Why You Shouldn’t Freak Out About Your Copper Mug Giving You Food Poisoning
By now, you've likely heard some scary reports alleging that the copper mug you love to drink Moscow Mules in might give you food poisoning. However, you shouldn't freak out: Chances are, your trusty Moscow Mule mug that you love to drink from on the weekends is not going to risk your health. Despite the fear that the latest headlines have been inspiring, it's honestly not very likely that your homestyle copper mug is going to give you food poisoning if you drink a Moscow Mule or any other sort of alcoholic beverage from it, and there's one very important reason for this.
First off, here's the lowdown on the reports circling about copper mugs: Earlier this week, Iowa's Alcoholic Beverages Division released a warning bulletin stating that copper should not come into contact with foods that have a pH below 6.0. Such foods include vinegar, fruit juice, wine, and the ingredients that are found in a traditional Moscow mule (which has a pH that falls well below 6.0).
Now, it is true that if you drink anything with a pH below 6.0 from a copper mug, you could get sick. But, if that copper cup has some sort of lining inside, you're A-OK. The good news is, most copper cups you'll find at bars or commercially available have this lining, so more often than not, you're entirely fine to drink from a copper mug.
According to David Werning, a spokesperson for the Iowa Department of Inspections and Appeals: "It's not that if you drink a Moscow Mule from a copper cup, you're going to die." The bulletin was more geared toward creating a strong establishment and universal guideline for public restaurants and bars to be extra-cautious. It was really just reinforcing something that everyone in the food and beverage industry already knew. In fact, many chefs and mixologists avoid copper anyway because it can alter the flavor of food, and if they use a copper cup, it's probably safe to serve alcohol in anyway, because it's likely lined.
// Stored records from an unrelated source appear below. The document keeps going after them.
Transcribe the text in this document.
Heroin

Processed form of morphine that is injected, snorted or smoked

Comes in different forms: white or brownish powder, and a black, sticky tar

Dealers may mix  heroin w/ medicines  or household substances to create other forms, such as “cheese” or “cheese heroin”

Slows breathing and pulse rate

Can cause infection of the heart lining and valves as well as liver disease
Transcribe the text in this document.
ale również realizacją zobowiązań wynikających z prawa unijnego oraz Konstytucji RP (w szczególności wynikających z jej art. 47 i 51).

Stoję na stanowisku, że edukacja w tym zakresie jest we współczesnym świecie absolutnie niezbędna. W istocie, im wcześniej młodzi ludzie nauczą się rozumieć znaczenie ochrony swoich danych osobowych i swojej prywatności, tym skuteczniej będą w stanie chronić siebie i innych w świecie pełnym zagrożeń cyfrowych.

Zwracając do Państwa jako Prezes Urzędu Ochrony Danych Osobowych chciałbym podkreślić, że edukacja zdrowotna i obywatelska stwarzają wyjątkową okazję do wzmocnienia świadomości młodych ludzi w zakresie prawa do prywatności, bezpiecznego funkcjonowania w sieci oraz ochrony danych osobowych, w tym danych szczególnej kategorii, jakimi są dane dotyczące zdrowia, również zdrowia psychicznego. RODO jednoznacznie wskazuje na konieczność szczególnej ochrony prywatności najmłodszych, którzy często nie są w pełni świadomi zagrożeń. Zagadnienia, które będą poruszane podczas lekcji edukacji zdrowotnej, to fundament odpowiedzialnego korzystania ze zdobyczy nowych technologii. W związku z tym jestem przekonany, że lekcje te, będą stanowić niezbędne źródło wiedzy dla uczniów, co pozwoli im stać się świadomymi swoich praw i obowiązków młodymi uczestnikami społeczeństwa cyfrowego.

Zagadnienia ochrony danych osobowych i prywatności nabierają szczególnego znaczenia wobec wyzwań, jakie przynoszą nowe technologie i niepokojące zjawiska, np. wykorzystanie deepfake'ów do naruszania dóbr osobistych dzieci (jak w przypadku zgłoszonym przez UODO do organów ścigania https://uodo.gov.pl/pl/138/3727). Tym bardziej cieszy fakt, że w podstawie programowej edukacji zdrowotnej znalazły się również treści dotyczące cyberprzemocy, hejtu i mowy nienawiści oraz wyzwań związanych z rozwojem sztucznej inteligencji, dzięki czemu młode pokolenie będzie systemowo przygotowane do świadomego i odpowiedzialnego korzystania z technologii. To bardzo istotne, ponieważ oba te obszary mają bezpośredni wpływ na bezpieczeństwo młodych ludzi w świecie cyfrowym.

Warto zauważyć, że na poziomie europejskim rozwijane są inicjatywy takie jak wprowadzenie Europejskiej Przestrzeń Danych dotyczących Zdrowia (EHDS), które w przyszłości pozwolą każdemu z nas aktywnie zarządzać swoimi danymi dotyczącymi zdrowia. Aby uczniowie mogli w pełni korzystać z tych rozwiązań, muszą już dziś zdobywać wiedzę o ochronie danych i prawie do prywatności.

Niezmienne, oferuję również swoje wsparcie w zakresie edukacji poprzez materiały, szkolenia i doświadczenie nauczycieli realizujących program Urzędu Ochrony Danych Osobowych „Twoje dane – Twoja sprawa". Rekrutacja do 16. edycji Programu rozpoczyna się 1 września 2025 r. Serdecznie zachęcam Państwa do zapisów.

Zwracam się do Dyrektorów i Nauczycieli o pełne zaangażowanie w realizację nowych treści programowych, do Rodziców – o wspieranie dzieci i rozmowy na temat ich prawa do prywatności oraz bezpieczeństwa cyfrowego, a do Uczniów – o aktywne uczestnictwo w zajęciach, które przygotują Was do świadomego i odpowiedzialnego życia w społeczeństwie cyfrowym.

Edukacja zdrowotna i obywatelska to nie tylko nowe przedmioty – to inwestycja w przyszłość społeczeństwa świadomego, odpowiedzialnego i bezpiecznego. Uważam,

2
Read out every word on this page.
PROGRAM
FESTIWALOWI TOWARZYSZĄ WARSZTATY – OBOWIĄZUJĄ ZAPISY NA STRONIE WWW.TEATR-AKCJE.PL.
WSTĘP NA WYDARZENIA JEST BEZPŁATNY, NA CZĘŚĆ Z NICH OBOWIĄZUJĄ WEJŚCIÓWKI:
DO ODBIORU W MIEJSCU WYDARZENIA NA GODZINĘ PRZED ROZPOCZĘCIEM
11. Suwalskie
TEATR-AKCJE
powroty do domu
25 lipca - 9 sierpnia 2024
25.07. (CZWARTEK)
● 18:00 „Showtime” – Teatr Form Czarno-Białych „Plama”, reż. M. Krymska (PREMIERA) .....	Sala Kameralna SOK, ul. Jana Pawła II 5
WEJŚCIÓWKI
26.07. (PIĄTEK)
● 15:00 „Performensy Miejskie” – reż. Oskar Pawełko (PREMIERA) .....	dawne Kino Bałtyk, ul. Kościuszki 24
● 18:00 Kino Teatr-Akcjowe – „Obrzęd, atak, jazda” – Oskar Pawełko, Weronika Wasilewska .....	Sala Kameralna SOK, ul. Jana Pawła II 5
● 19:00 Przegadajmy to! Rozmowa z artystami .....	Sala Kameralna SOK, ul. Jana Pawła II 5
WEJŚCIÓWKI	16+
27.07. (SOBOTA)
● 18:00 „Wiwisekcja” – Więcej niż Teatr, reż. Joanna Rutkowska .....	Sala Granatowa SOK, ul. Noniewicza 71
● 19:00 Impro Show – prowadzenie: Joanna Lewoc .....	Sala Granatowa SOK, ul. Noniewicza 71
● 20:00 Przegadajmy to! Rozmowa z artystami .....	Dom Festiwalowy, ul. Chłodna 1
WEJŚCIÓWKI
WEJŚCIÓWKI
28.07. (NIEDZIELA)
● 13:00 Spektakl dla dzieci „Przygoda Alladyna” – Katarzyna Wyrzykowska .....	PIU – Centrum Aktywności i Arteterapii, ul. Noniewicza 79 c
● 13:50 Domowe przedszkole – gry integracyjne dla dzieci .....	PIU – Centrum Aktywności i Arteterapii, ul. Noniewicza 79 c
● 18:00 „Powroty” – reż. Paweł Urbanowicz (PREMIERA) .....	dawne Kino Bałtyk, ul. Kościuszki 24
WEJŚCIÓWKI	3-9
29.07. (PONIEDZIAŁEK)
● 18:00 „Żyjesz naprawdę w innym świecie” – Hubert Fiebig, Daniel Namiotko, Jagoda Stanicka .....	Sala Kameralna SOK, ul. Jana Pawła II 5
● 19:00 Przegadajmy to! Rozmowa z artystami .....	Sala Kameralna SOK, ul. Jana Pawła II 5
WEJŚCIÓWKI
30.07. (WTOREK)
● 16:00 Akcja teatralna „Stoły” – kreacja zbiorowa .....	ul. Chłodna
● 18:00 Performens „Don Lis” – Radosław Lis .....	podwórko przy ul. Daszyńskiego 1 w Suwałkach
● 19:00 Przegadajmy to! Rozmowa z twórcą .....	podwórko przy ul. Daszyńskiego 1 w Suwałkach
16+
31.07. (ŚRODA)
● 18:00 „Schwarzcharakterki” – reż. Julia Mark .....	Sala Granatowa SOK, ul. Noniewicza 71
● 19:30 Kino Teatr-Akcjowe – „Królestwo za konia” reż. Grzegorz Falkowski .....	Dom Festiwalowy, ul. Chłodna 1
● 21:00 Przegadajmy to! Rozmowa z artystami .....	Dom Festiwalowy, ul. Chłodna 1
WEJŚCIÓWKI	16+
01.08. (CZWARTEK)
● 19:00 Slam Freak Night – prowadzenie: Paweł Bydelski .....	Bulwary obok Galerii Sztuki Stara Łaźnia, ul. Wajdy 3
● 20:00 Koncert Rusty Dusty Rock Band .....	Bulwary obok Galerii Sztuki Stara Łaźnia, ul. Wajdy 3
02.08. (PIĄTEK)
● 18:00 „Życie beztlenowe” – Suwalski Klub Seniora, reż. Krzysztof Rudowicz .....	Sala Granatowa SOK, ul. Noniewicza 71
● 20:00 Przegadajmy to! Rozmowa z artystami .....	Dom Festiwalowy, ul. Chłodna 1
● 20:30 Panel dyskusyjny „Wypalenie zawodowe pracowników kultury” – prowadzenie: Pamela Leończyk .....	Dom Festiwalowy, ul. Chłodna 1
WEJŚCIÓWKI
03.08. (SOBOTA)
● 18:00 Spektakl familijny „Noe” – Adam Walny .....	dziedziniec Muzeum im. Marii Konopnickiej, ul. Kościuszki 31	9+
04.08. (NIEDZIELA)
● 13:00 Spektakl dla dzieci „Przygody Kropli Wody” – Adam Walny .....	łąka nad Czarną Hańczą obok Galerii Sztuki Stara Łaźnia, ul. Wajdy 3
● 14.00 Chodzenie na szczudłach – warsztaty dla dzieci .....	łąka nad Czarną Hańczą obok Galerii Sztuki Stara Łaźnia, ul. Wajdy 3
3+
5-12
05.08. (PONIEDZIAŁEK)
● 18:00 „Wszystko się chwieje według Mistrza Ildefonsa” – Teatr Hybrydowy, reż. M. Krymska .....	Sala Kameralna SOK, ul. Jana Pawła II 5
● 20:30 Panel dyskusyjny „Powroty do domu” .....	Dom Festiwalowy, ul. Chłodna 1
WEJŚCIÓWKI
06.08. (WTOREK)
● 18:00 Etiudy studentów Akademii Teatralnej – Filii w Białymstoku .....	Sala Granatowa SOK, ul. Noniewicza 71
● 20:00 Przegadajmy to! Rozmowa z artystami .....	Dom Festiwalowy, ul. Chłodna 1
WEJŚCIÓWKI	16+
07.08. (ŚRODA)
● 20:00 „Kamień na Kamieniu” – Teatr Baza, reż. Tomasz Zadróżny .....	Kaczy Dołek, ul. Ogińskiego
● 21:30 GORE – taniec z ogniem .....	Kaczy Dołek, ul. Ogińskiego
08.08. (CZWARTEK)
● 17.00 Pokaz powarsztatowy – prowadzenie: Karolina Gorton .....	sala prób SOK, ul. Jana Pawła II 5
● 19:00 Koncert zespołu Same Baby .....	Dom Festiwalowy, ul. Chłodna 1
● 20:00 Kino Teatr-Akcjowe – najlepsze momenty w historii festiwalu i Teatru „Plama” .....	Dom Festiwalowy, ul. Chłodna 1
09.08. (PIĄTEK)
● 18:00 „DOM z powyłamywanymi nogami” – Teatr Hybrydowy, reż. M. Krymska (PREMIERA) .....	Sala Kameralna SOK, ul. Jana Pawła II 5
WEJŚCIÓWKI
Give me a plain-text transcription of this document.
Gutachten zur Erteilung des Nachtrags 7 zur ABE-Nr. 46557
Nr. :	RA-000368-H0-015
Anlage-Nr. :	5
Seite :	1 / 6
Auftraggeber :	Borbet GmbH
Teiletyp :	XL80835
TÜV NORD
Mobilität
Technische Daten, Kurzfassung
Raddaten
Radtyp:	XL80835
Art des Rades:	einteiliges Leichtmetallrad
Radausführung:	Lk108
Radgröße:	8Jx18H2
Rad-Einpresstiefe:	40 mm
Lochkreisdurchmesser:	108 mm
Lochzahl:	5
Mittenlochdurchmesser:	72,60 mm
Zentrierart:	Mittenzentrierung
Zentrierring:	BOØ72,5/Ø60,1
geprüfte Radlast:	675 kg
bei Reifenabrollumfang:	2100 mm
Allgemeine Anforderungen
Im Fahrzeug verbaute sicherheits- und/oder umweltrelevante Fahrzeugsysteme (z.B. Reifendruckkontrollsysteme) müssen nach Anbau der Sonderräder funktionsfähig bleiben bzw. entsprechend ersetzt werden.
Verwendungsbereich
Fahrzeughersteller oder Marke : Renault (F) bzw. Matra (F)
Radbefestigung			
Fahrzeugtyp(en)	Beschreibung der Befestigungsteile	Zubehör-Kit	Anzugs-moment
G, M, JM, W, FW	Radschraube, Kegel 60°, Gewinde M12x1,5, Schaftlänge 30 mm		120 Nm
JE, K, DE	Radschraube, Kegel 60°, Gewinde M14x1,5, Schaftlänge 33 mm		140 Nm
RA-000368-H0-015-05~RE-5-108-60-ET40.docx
Also, it's important to mention that the Centers for Disease and Control state that "Ingesting high levels of copper can cause nausea, vomiting and diarrhea, while very high doses can lead to death." So don't eat your cup! You'll be fine!
If you're unsure whether the cup your Moscow Mule comes in is lined, ask or order it in a glass. It might not look as cute, but at least you don't have to wonder if you're at risk. But, realistically, the copper mug you have at home — so long as it was made in this century — is most likely covered with a lacquer, lined with nickel, or stainless steel and totally safe to drink out of.
So go on, drink your Moscow Mule, don't add to the copper chaos — brunch can go according to plan this weekend, don't you worry.